他听到外头有动静, 想着应该是霍先生醒了, 就急急忙忙地走出去,跟站在冰箱前拿东西的霍钺打招呼道:“霍先生早!”
霍钺见他醒了, 还挺精神的样子, 就关心地问道:“烧退了吗?”
俞禹点点头:“已经退烧了,谢谢霍先生。”
霍钺从冰箱里拿出一块吐司和一瓶牛奶对他说:“一会我要去上早课, 来不及给你煮早餐了, 吃牛奶面包可以吗?”
俞禹不敢挑剔, 忙应道:“都可以的,谢谢霍先生。”
见他还是跟昨晚一样一口一个“霍先生”,霍钺就好笑地摇了摇头, 把面包和牛奶拿出来放进微波炉里加热。
等早餐的时间里, 霍钺给俞禹拿了套新的洗漱用品,又看着阳台上的衣服对他说:“你先去洗漱吧, 洗个澡也可以,昨晚发烧应该出了汗, 衣服应该干了。”
俞禹见霍先生还跟昨晚一样事无巨细地关心他,心头热得不行,一边道谢, 一边抱着洗漱用品和衣服进了浴室。
洗完澡后,两人简单地吃了吐司和牛奶就出门了。俞禹今天要去别的地方上其他课,就不能跟霍钺一起去学校了。
分别的时候俞禹十分不舍,看着霍钺支支吾吾了半天,才鼓起勇气喊住霍钺,期待地说道:“霍先生,谢谢您昨晚的照顾,我可以、可以跟您交个朋友吗?”
霍钺见他有用那双黝黑明亮的狗狗眼看着自己,完全不忍心拒绝,想了想点头应道:“当然可以。”

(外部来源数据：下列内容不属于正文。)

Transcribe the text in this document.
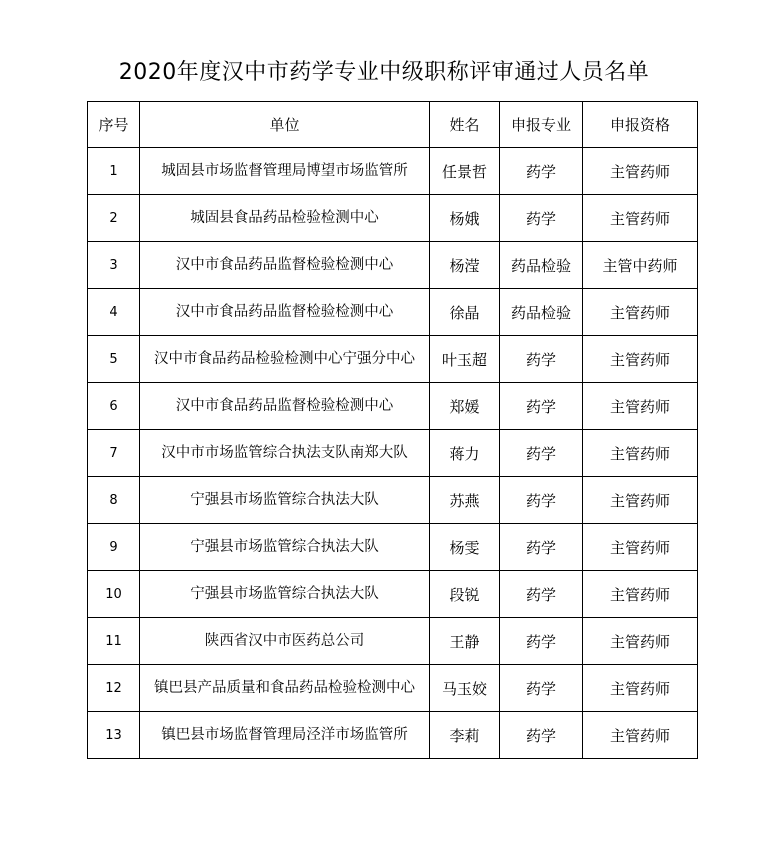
2020年度汉中市药学专业中级职称评审通过人员名单
序号	单位	姓名	申报专业	申报资格
1	城固县市场监督管理局博望市场监管所	任景哲	药学	主管药师
2	城固县食品药品检验检测中心	杨娥	药学	主管药师
3	汉中市食品药品监督检验检测中心	杨滢	药品检验	主管中药师
4	汉中市食品药品监督检验检测中心	徐晶	药品检验	主管药师
5	汉中市食品药品检验检测中心宁强分中心	叶玉超	药学	主管药师
6	汉中市食品药品监督检验检测中心	郑媛	药学	主管药师
7	汉中市市场监管综合执法支队南郑大队	蒋力	药学	主管药师
8	宁强县市场监管综合执法大队	苏燕	药学	主管药师
9	宁强县市场监管综合执法大队	杨雯	药学	主管药师
10	宁强县市场监管综合执法大队	段锐	药学	主管药师
11	陕西省汉中市医药总公司	王静	药学	主管药师
12	镇巴县产品质量和食品药品检验检测中心	马玉姣	药学	主管药师
13	镇巴县市场监督管理局泾洋市场监管所	李莉	药学	主管药师
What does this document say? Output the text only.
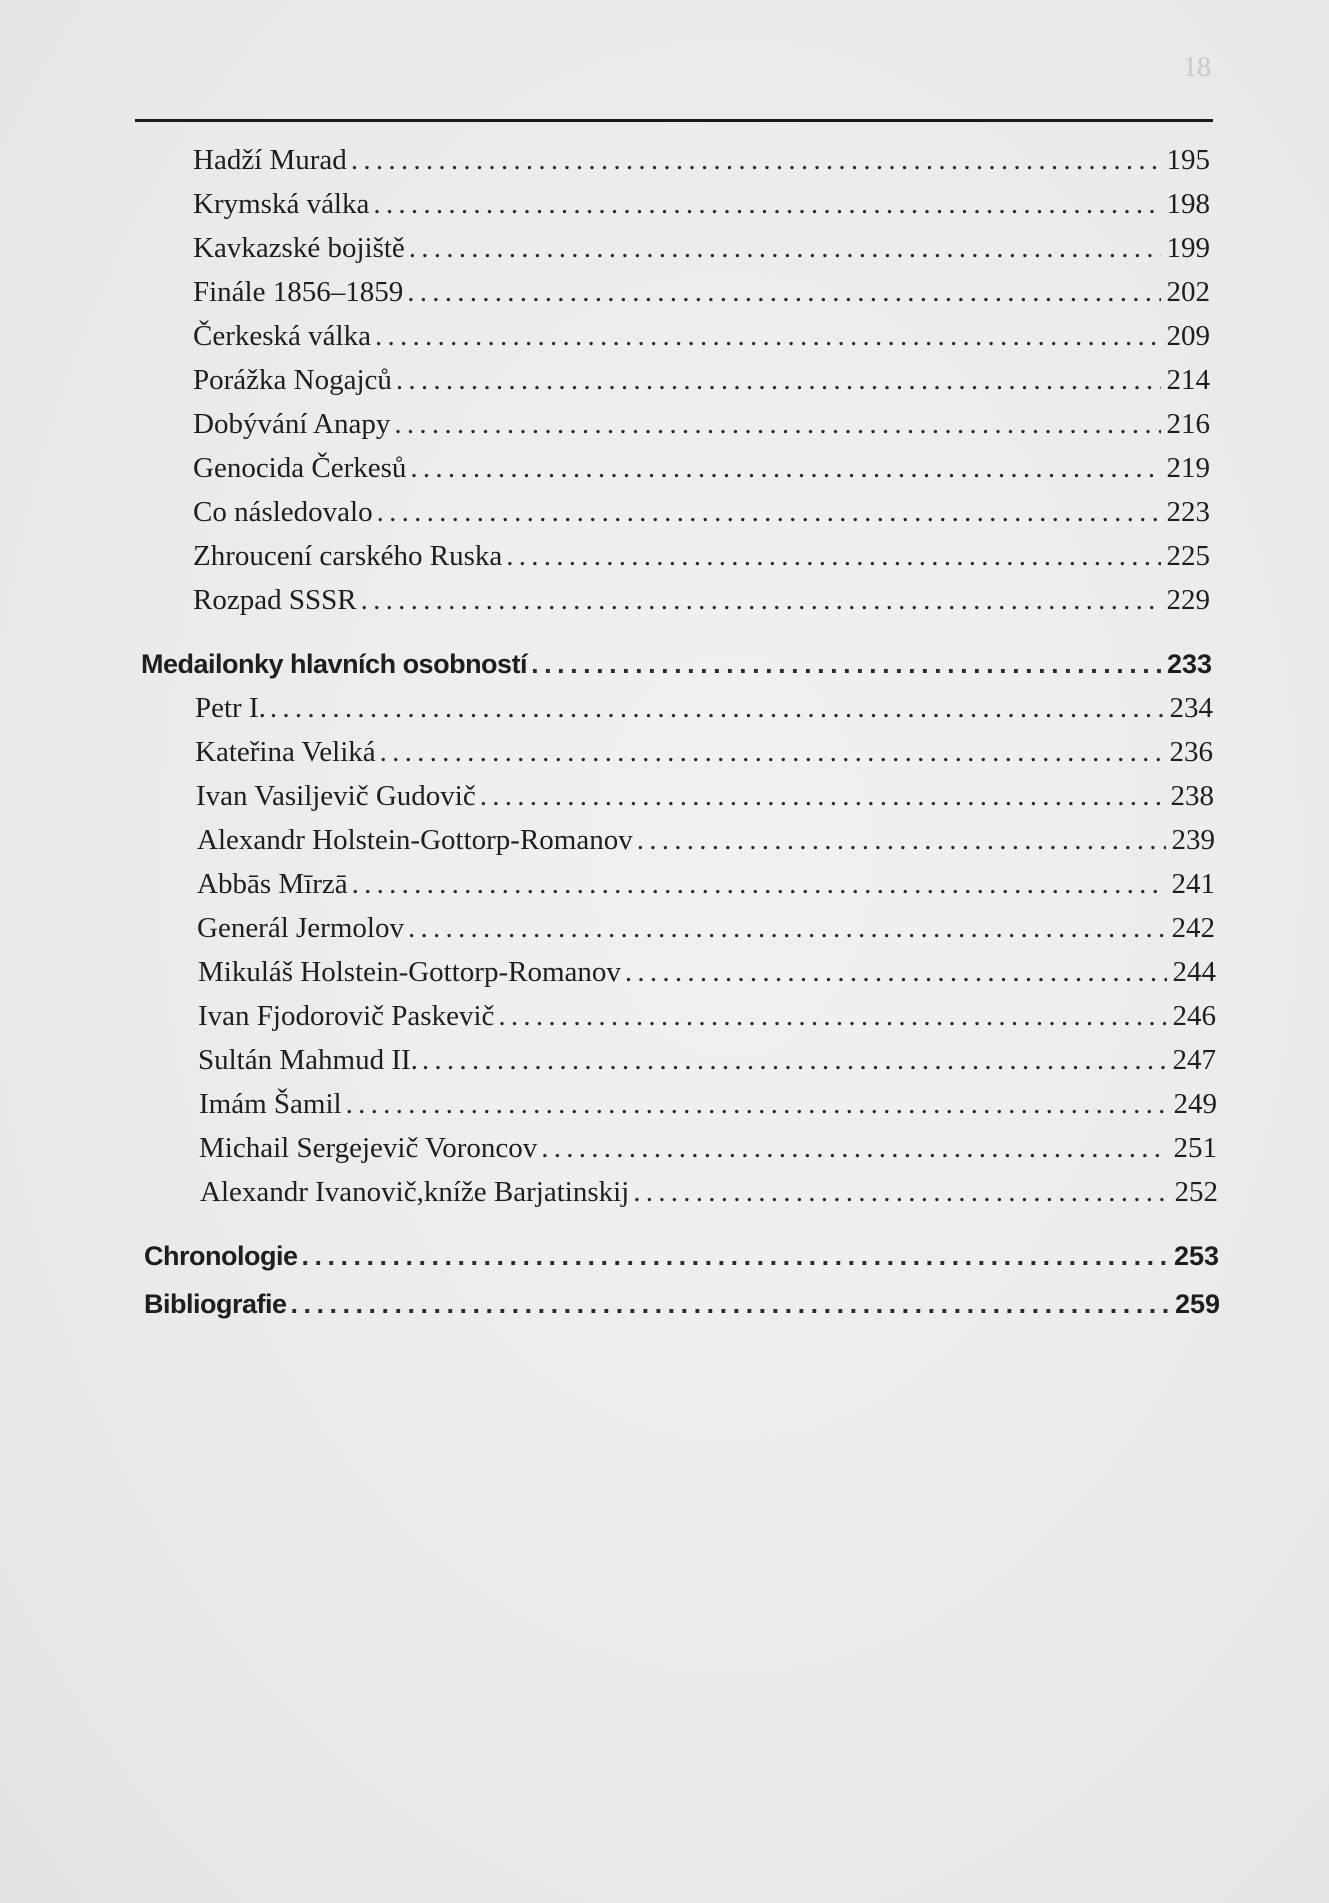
18
Hadží Murad . . .	195
Krymská válka . . .	198
Kavkazské bojiště . . .	199
Finále 1856–1859 . . .	202
Čerkeská válka . . .	209
Porážka Nogajců . . .	214
Dobývání Anapy . . .	216
Genocida Čerkesů . . .	219
Co následovalo . . .	223
Zhroucení carského Ruska . . .	225
Rozpad SSSR . . .	229
Medailonky hlavních osobností . . .	233
Petr I. . . .	234
Kateřina Veliká . . .	236
Ivan Vasiljevič Gudovič . . .	238
Alexandr Holstein-Gottorp-Romanov . . .	239
Abbās Mīrzā . . .	241
Generál Jermolov . . .	242
Mikuláš Holstein-Gottorp-Romanov . . .	244
Ivan Fjodorovič Paskevič . . .	246
Sultán Mahmud II. . . .	247
Imám Šamil . . .	249
Michail Sergejevič Voroncov . . .	251
Alexandr Ivanovič,kníže Barjatinskij . . .	252
Chronologie . . .	253
Bibliografie . . .	259
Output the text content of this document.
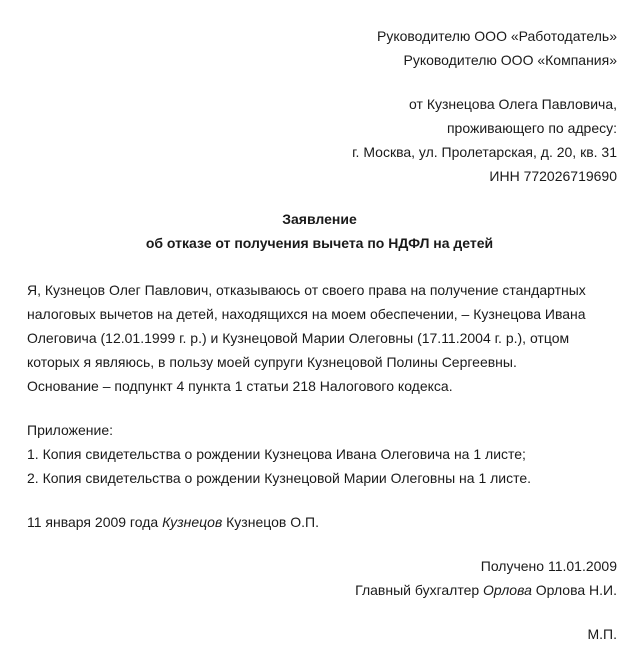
Руководителю ООО «Работодатель»
Руководителю ООО «Компания»
от Кузнецова Олега Павловича,
проживающего по адресу:
г. Москва, ул. Пролетарская, д. 20, кв. 31
ИНН 772026719690
Заявление
об отказе от получения вычета по НДФЛ на детей
Я, Кузнецов Олег Павлович, отказываюсь от своего права на получение стандартных
налоговых вычетов на детей, находящихся на моем обеспечении, – Кузнецова Ивана
Олеговича (12.01.1999 г. р.) и Кузнецовой Марии Олеговны (17.11.2004 г. р.), отцом
которых я являюсь, в пользу моей супруги Кузнецовой Полины Сергеевны.
Основание – подпункт 4 пункта 1 статьи 218 Налогового кодекса.
Приложение:
1. Копия свидетельства о рождении Кузнецова Ивана Олеговича на 1 листе;
2. Копия свидетельства о рождении Кузнецовой Марии Олеговны на 1 листе.
11 января 2009 года Кузнецов Кузнецов О.П.
Получено 11.01.2009
Главный бухгалтер Орлова Орлова Н.И.
М.П.
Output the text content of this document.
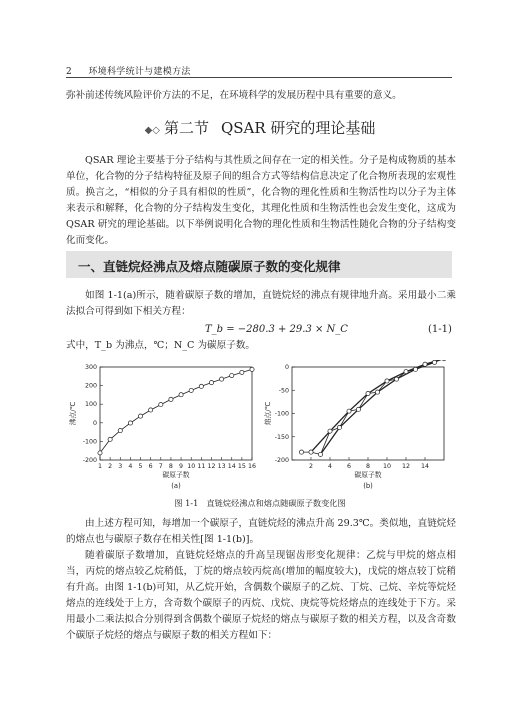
2 环境科学统计与建模方法
弥补前述传统风险评价方法的不足，在环境科学的发展历程中具有重要的意义。
◆◇ 第二节 QSAR 研究的理论基础
QSAR 理论主要基于分子结构与其性质之间存在一定的相关性。分子是构成物质的基本单位，化合物的分子结构特征及原子间的组合方式等结构信息决定了化合物所表现的宏观性质。换言之，“相似的分子具有相似的性质”，化合物的理化性质和生物活性均以分子为主体来表示和解释，化合物的分子结构发生变化，其理化性质和生物活性也会发生变化，这成为 QSAR 研究的理论基础。以下举例说明化合物的理化性质和生物活性随化合物的分子结构变化而变化。
一、直链烷烃沸点及熔点随碳原子数的变化规律
如图 1-1(a)所示，随着碳原子数的增加，直链烷烃的沸点有规律地升高。采用最小二乘法拟合可得到如下相关方程：
T_b = −280.3 + 29.3 × N_C	(1-1)
式中，T_b 为沸点，℃；N_C 为碳原子数。
1 2 3 4 5 6 7 8 9 10 11 12 13 14 15 16
-200
-100
0
100
200
300
碳原子数
沸点/℃
(a)
2 4 6 8 10 12 14
-200
-150
-100
-50
0
碳原子数
熔点/℃
(b)
图 1-1　直链烷烃沸点和熔点随碳原子数变化图
由上述方程可知，每增加一个碳原子，直链烷烃的沸点升高 29.3℃。类似地，直链烷烃的熔点也与碳原子数存在相关性[图 1-1(b)]。
随着碳原子数增加，直链烷烃熔点的升高呈现锯齿形变化规律：乙烷与甲烷的熔点相当，丙烷的熔点较乙烷稍低，丁烷的熔点较丙烷高(增加的幅度较大)，戊烷的熔点较丁烷稍有升高。由图 1-1(b)可知，从乙烷开始，含偶数个碳原子的乙烷、丁烷、己烷、辛烷等烷烃熔点的连线处于上方，含奇数个碳原子的丙烷、戊烷、庚烷等烷烃熔点的连线处于下方。采用最小二乘法拟合分别得到含偶数个碳原子烷烃的熔点与碳原子数的相关方程，以及含奇数个碳原子烷烃的熔点与碳原子数的相关方程如下：
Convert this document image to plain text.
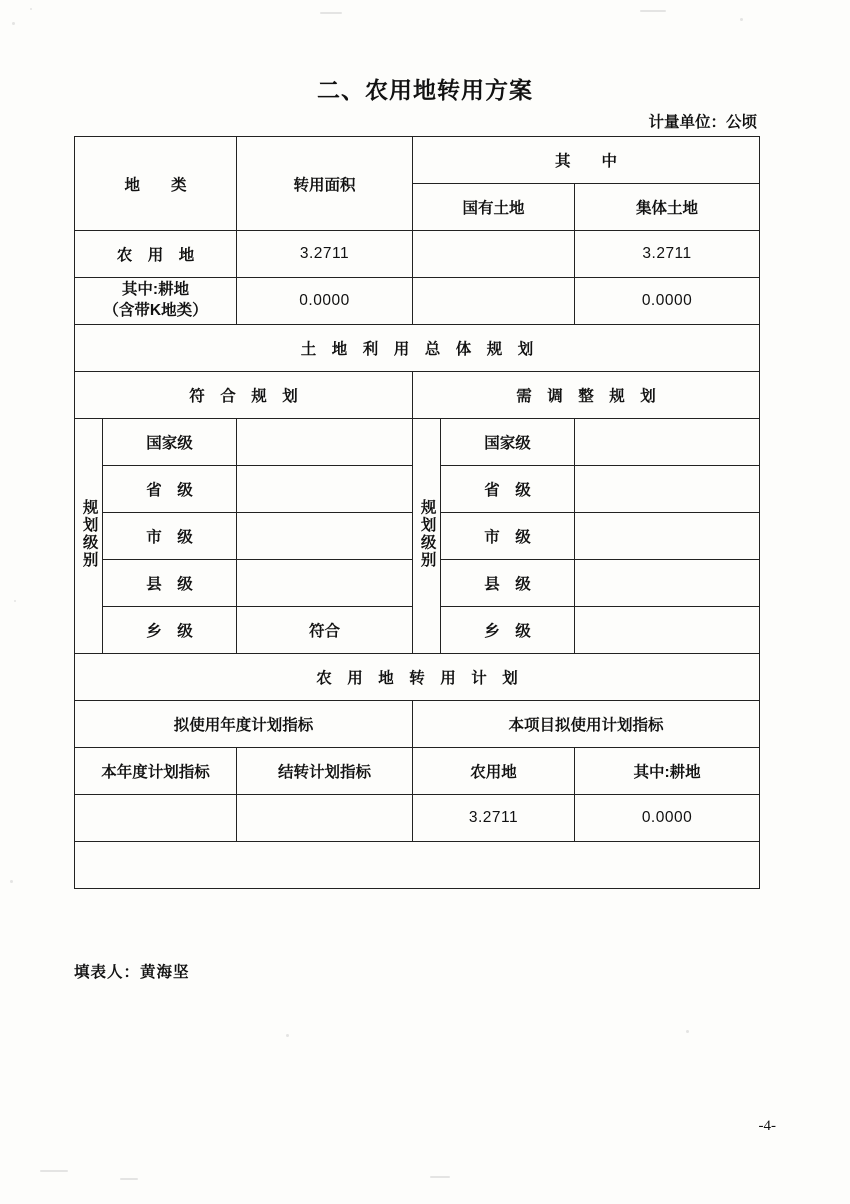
二、农用地转用方案
计量单位：公顷
地　　类		转用面积	其　　中		
			国有土地		集体土地
农　用　地		3.2711			3.2711

其中:耕地
（含带K地类）		0.0000			0.0000
土　地　利　用　总　体　规　划					
符　合　规　划			需　调　整　规　划		
规划级别	国家级		规划级别	国家级	
	省　级			省　级	
	市　级			市　级	
	县　级			县　级	
	乡　级	符合		乡　级	
农　用　地　转　用　计　划					
拟使用年度计划指标			本项目拟使用计划指标		
本年度计划指标		结转计划指标	农用地		其中:耕地
			3.2711		0.0000

填表人：黄海坚
-4-
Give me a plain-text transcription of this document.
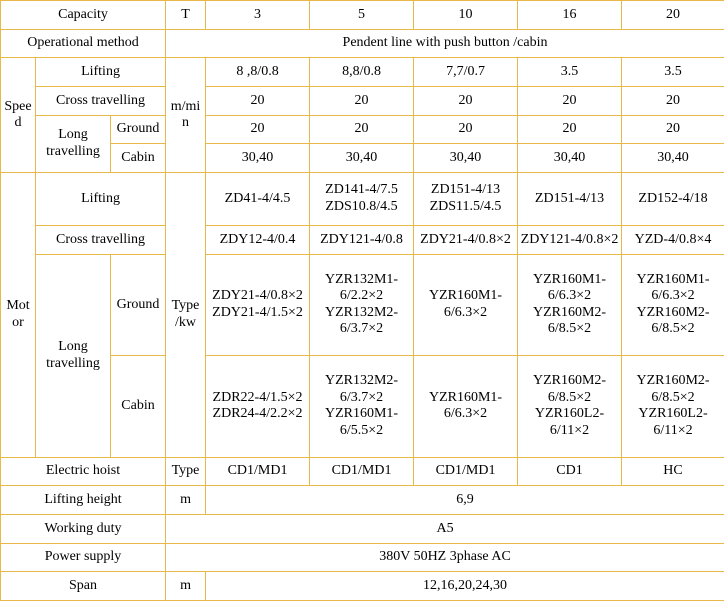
Capacity			T	3	5	10	16	20
Operational method			Pendent line with push button /cabin					
Speed	Lifting		m/min	8 ,8/0.8	8,8/0.8	7,7/0.7	3.5	3.5
	Cross travelling			20	20	20	20	20
	Long travelling	Ground		20	20	20	20	20
		Cabin		30,40	30,40	30,40	30,40	30,40
Motor	Lifting		Type /kw	ZD41-4/4.5	ZD141-4/7.5 ZDS10.8/4.5	ZD151-4/13 ZDS11.5/4.5	ZD151-4/13	ZD152-4/18
	Cross travelling			ZDY12-4/0.4	ZDY121-4/0.8	ZDY21-4/0.8×2	ZDY121-4/0.8×2	YZD-4/0.8×4
	Long travelling	Ground		ZDY21-4/0.8×2 ZDY21-4/1.5×2	YZR132M1-6/2.2×2 YZR132M2-6/3.7×2	YZR160M1-6/6.3×2	YZR160M1-6/6.3×2 YZR160M2-6/8.5×2	YZR160M1-6/6.3×2 YZR160M2-6/8.5×2
		Cabin		ZDR22-4/1.5×2 ZDR24-4/2.2×2	YZR132M2-6/3.7×2 YZR160M1-6/5.5×2	YZR160M1-6/6.3×2	YZR160M2-6/8.5×2 YZR160L2-6/11×2	YZR160M2-6/8.5×2 YZR160L2-6/11×2
Electric hoist			Type	CD1/MD1	CD1/MD1	CD1/MD1	CD1	HC
Lifting height			m	6,9				
Working duty			A5					
Power supply			380V 50HZ 3phase AC					
Span			m	12,16,20,24,30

于是他就看到俞禹的眼睛一下子变得更加闪亮了,傻笑着说道:“太好了,我终于在美国有了第一个朋友!谢谢您愿意和我做朋友,霍先生,我们下次见!”
说着,他对霍钺挥了挥手,然后就转身去赶公交了。
霍钺站在原地,看着他的身影越跑越远,然后消失在林肯中心的车水马龙中。
他忍不住喊道:“俞禹!”
但是俞禹已经走远了,连身影都消失了,更别说听到他的喊声。
“俞禹!”霍钺猛地睁开眼,被从纱帘穿透过来的阳光刺到了眼睛,房子里静悄悄的,只有他自己一个人在。
他反应过来刚才只是他做的一场梦,他坐在二楼的沙发上不知不觉睡着了,梦到了二十年前他刚遇到俞禹时的事情。
梦里的俞禹还是那么年轻,可爱又小心翼翼的样子,让人心疼。霍钺暗自伤神地用手撑住额头,好一会儿才从刚才的梦境里抽身。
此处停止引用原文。